Beaucoup de lecteurs ont rapidement rejeté René Girard, sous prétexte que celui-ci les obligerait à croire. D'autres se sont réfugiés dans la citadelle girardienne et s'arc-boutent sur un maigre mais inexpugnable butin, à tel point qu'on peut lire, sous une plume américaine, que "Rene Girard has been transformed into something of a sect in America, with disciples, translators, and proselytizers". Un ami sociologue m'a décrit une situation analogue en France et c'est vrai qu'il est assez facile, intellectuellement, d'être absolument pour ou totalement contre.
Moi qui me situe entre les deux, comme l'aurait chanté Brassens, j'estime que tous évacuent, à moindre frais, la richesse et les réelles difficultés de cette pensée. Ces pages tentent donc de rendre plus accessible une oeuvre qui n'a que l'apparence de la clarté et de la simplicité.

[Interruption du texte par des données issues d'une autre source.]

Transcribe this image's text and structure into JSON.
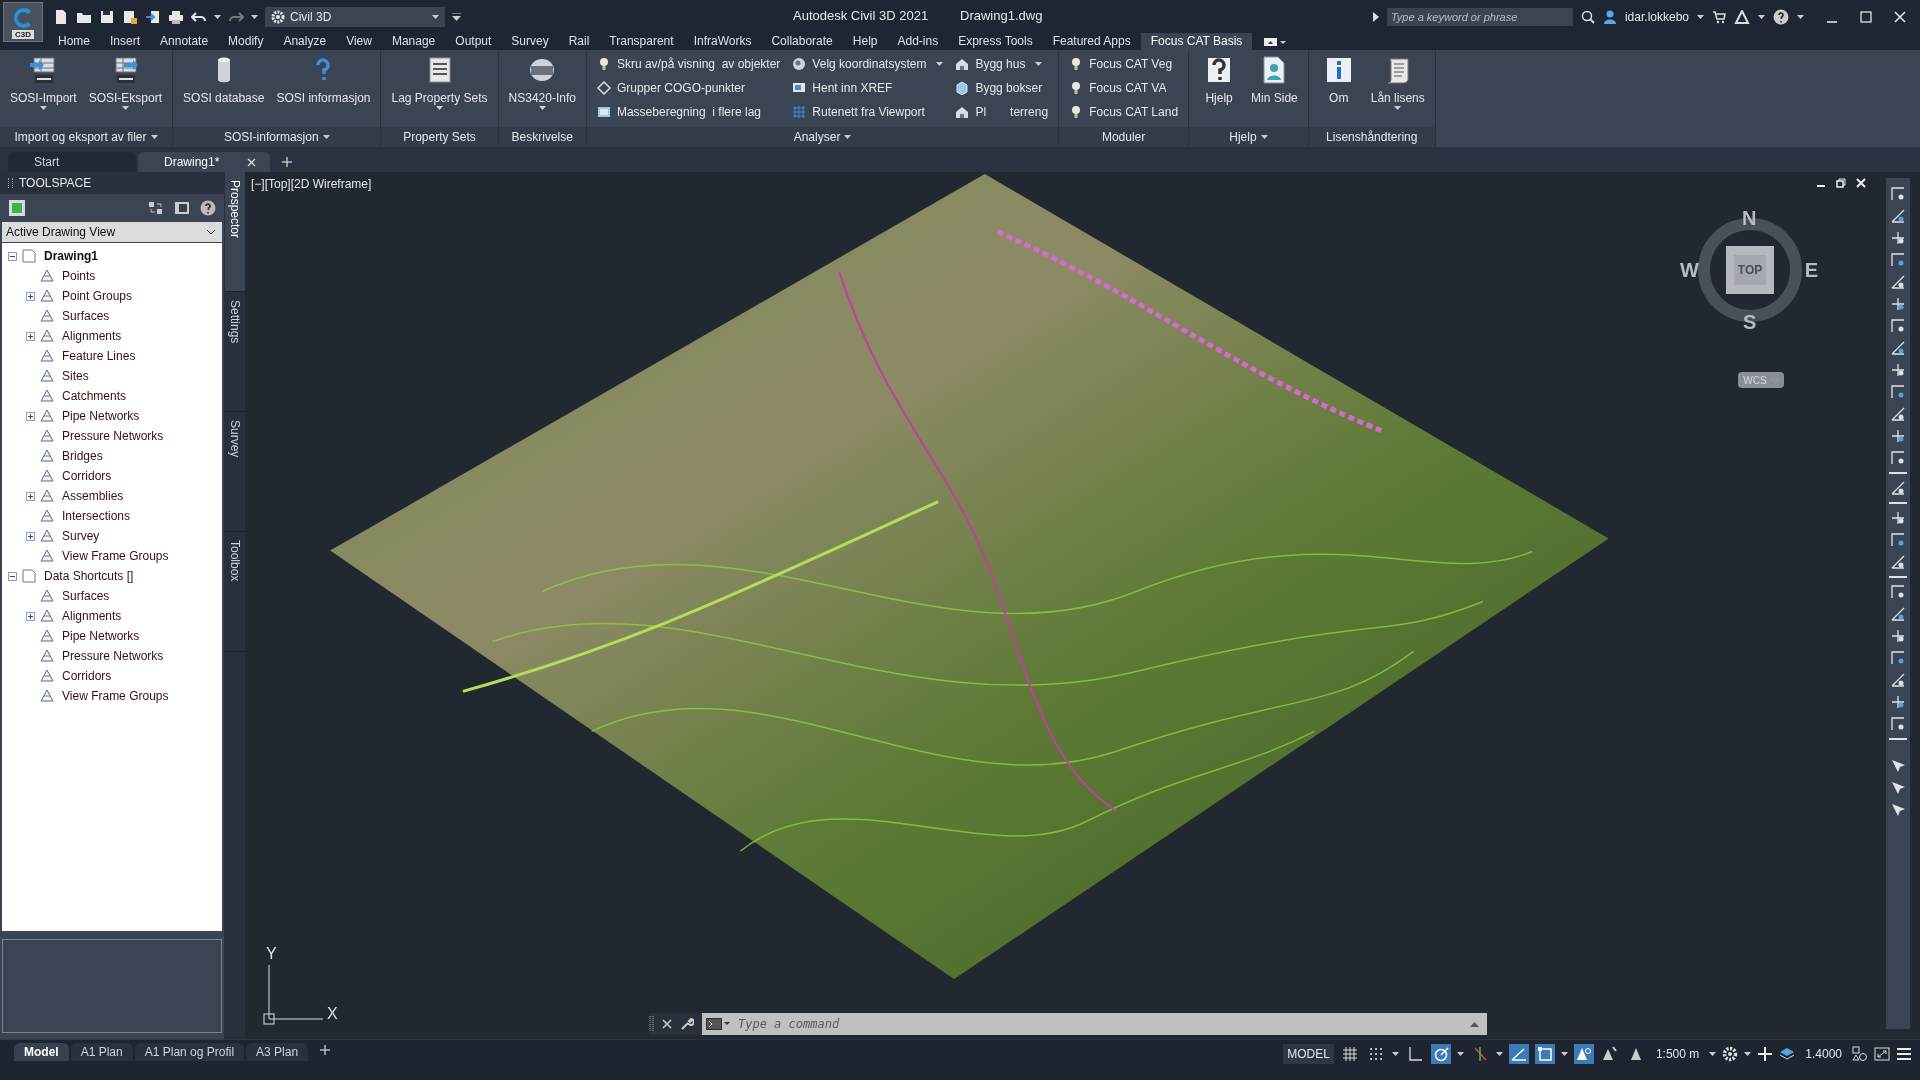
{
  "window": {
    "app_badge": "C3D",
    "title": "Autodesk Civil 3D 2021",
    "file": "Drawing1.dwg"
  },
  "workspace": {
    "value": "Civil 3D"
  },
  "search": {
    "placeholder": "Type a keyword or phrase"
  },
  "user": {
    "name": "idar.lokkebo"
  },
  "menu_tabs": [
    {
      "label": "Home",
      "selected": false
    },
    {
      "label": "Insert",
      "selected": false
    },
    {
      "label": "Annotate",
      "selected": false
    },
    {
      "label": "Modify",
      "selected": false
    },
    {
      "label": "Analyze",
      "selected": false
    },
    {
      "label": "View",
      "selected": false
    },
    {
      "label": "Manage",
      "selected": false
    },
    {
      "label": "Output",
      "selected": false
    },
    {
      "label": "Survey",
      "selected": false
    },
    {
      "label": "Rail",
      "selected": false
    },
    {
      "label": "Transparent",
      "selected": false
    },
    {
      "label": "InfraWorks",
      "selected": false
    },
    {
      "label": "Collaborate",
      "selected": false
    },
    {
      "label": "Help",
      "selected": false
    },
    {
      "label": "Add-ins",
      "selected": false
    },
    {
      "label": "Express Tools",
      "selected": false
    },
    {
      "label": "Featured Apps",
      "selected": false
    },
    {
      "label": "Focus CAT Basis",
      "selected": true
    }
  ],
  "ribbon_panels": [
    {
      "title": "Import og eksport av filer",
      "has_menu": true,
      "buttons": [
        {
          "kind": "large",
          "label": "SOSI-Import",
          "dropdown": true
        },
        {
          "kind": "large",
          "label": "SOSI-Eksport",
          "dropdown": true
        }
      ]
    },
    {
      "title": "SOSI-informasjon",
      "has_menu": true,
      "buttons": [
        {
          "kind": "large",
          "label": "SOSI database",
          "dropdown": false
        },
        {
          "kind": "large",
          "label": "SOSI informasjon",
          "dropdown": false
        }
      ]
    },
    {
      "title": "Property Sets",
      "has_menu": false,
      "buttons": [
        {
          "kind": "large",
          "label": "Lag Property Sets",
          "dropdown": true
        }
      ]
    },
    {
      "title": "Beskrivelse",
      "has_menu": false,
      "buttons": [
        {
          "kind": "large",
          "label": "NS3420-Info",
          "dropdown": true
        }
      ]
    },
    {
      "title": "Analyser",
      "has_menu": true,
      "buttons": [
        {
          "kind": "small",
          "label": "Skru av/på visning  av objekter",
          "dropdown": false
        },
        {
          "kind": "small",
          "label": "Grupper COGO-punkter",
          "dropdown": false
        },
        {
          "kind": "small",
          "label": "Masseberegning  i flere lag",
          "dropdown": false
        },
        {
          "kind": "small",
          "label": "Velg koordinatsystem",
          "dropdown": true
        },
        {
          "kind": "small",
          "label": "Hent inn XREF",
          "dropdown": false
        },
        {
          "kind": "small",
          "label": "Rutenett fra Viewport",
          "dropdown": false
        },
        {
          "kind": "small",
          "label": "Bygg hus",
          "dropdown": true
        },
        {
          "kind": "small",
          "label": "Bygg bokser",
          "dropdown": false
        },
        {
          "kind": "small",
          "label": "Pl",
          "dropdown": false,
          "tail": "terreng"
        }
      ]
    },
    {
      "title": "Moduler",
      "has_menu": false,
      "buttons": [
        {
          "kind": "small",
          "label": "Focus CAT Veg",
          "dropdown": false
        },
        {
          "kind": "small",
          "label": "Focus CAT VA",
          "dropdown": false
        },
        {
          "kind": "small",
          "label": "Focus CAT Land",
          "dropdown": false
        }
      ]
    },
    {
      "title": "Hjelp",
      "has_menu": true,
      "buttons": [
        {
          "kind": "large",
          "label": "Hjelp",
          "dropdown": false
        },
        {
          "kind": "large",
          "label": "Min Side",
          "dropdown": false
        }
      ]
    },
    {
      "title": "Lisenshåndtering",
      "has_menu": false,
      "buttons": [
        {
          "kind": "large",
          "label": "Om",
          "dropdown": false
        },
        {
          "kind": "large",
          "label": "Lån lisens",
          "dropdown": true
        }
      ]
    }
  ],
  "doc_tabs": [
    {
      "label": "Start",
      "selected": false
    },
    {
      "label": "Drawing1*",
      "selected": true
    }
  ],
  "toolspace": {
    "title": "TOOLSPACE",
    "view": "Active Drawing View",
    "tree": [
      {
        "label": "Drawing1",
        "kind": "group",
        "expanded": true,
        "active": true,
        "children": [
          {
            "label": "Points",
            "kind": "leaf"
          },
          {
            "label": "Point Groups",
            "kind": "group",
            "expanded": false
          },
          {
            "label": "Surfaces",
            "kind": "leaf"
          },
          {
            "label": "Alignments",
            "kind": "group",
            "expanded": false
          },
          {
            "label": "Feature Lines",
            "kind": "leaf"
          },
          {
            "label": "Sites",
            "kind": "leaf"
          },
          {
            "label": "Catchments",
            "kind": "leaf"
          },
          {
            "label": "Pipe Networks",
            "kind": "group",
            "expanded": false
          },
          {
            "label": "Pressure Networks",
            "kind": "leaf"
          },
          {
            "label": "Bridges",
            "kind": "leaf"
          },
          {
            "label": "Corridors",
            "kind": "leaf"
          },
          {
            "label": "Assemblies",
            "kind": "group",
            "expanded": false
          },
          {
            "label": "Intersections",
            "kind": "leaf"
          },
          {
            "label": "Survey",
            "kind": "group",
            "expanded": false
          },
          {
            "label": "View Frame Groups",
            "kind": "leaf"
          }
        ]
      },
      {
        "label": "Data Shortcuts []",
        "kind": "group",
        "expanded": true,
        "active": false,
        "children": [
          {
            "label": "Surfaces",
            "kind": "leaf"
          },
          {
            "label": "Alignments",
            "kind": "group",
            "expanded": false
          },
          {
            "label": "Pipe Networks",
            "kind": "leaf"
          },
          {
            "label": "Pressure Networks",
            "kind": "leaf"
          },
          {
            "label": "Corridors",
            "kind": "leaf"
          },
          {
            "label": "View Frame Groups",
            "kind": "leaf"
          }
        ]
      }
    ],
    "side_tabs": [
      {
        "label": "Prospector",
        "selected": true
      },
      {
        "label": "Settings",
        "selected": false
      },
      {
        "label": "Survey",
        "selected": false
      },
      {
        "label": "Toolbox",
        "selected": false
      }
    ]
  },
  "viewport": {
    "label": "[−][Top][2D Wireframe]",
    "compass": {
      "north": "N",
      "east": "E",
      "south": "S",
      "west": "W",
      "face": "TOP"
    },
    "ucs": "WCS",
    "axis_x": "X",
    "axis_y": "Y"
  },
  "command": {
    "placeholder": "Type a command"
  },
  "layout_tabs": [
    {
      "label": "Model",
      "selected": true
    },
    {
      "label": "A1 Plan",
      "selected": false
    },
    {
      "label": "A1 Plan og Profil",
      "selected": false
    },
    {
      "label": "A3 Plan",
      "selected": false
    }
  ],
  "status_bar": {
    "mode": "MODEL",
    "scale": "1:500 m",
    "annotation_value": "1.4000",
    "toggles": [
      {
        "kind": "grid",
        "on": false
      },
      {
        "kind": "snap",
        "on": false
      },
      {
        "kind": "ortho",
        "on": false
      },
      {
        "kind": "polar",
        "on": true
      },
      {
        "kind": "isodraft",
        "on": false
      },
      {
        "kind": "tracking",
        "on": true
      },
      {
        "kind": "osnap",
        "on": true
      },
      {
        "kind": "annotation",
        "on": true
      },
      {
        "kind": "autoscale",
        "on": false
      },
      {
        "kind": "annoscale",
        "on": false
      }
    ]
  }
}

Les archives de notre groupe de discussion, qui a échangé durant près de 18 mois sur ces thèmes, constituent une autre approche des thèses girardiennes. Vous pourrez les consulter sous le lien correspondant.
En 1961, René Girard publie aux Éditions Grasset Mensonge romantique, vérité romanesque (MRVR). Professeur de littérature comparée, né à Avignon mais vivant et travaillant aux Etats-Unis, il y mène l'analyse de grandes œuvres littéraires dans lesquelles il perçoit une problématique du désir tout à fait différente de celle ayant cours jusqu'alors.
Si nous ne sommes pas trop regardants, c'est bien le sentiment que nous donne notre expérience quotidienne : le désir que j'ai pour cette femme, cette ambition de réussir dans mon métier ou cette nouvelle voiture que j'envisage d'acheter semblent bien procéder de mon libre choix. Cette vision linéaire du désir a pour elle toute sa simplicité, mais elle oblige alors à un certain nombre de contorsions lorsque nous tentons de rendre compte tout aussi simplement de phénomènes totalement liés au désir, comme l'envie ou la jalousie.
A la réflexion (mais nous le reconnaissons assez rarement), nous envions l'être qui possède l'objet, ce dernier n'ayant alors qu'une importance très relative. Et, dans certains cas, nous tirerions plus satisfaction au fait que l'Autre ne possède pas l'objet plutôt que dans sa possession elle-même. D'ailleurs la publicité, cet hymne à la possession d'objets, nous donne d'abord à désirer, non pas un produit dans ce qu'il a d'objectif, mais des gens, des Autres qui désirent ce produit ou qui semblent comblés par sa possession (1).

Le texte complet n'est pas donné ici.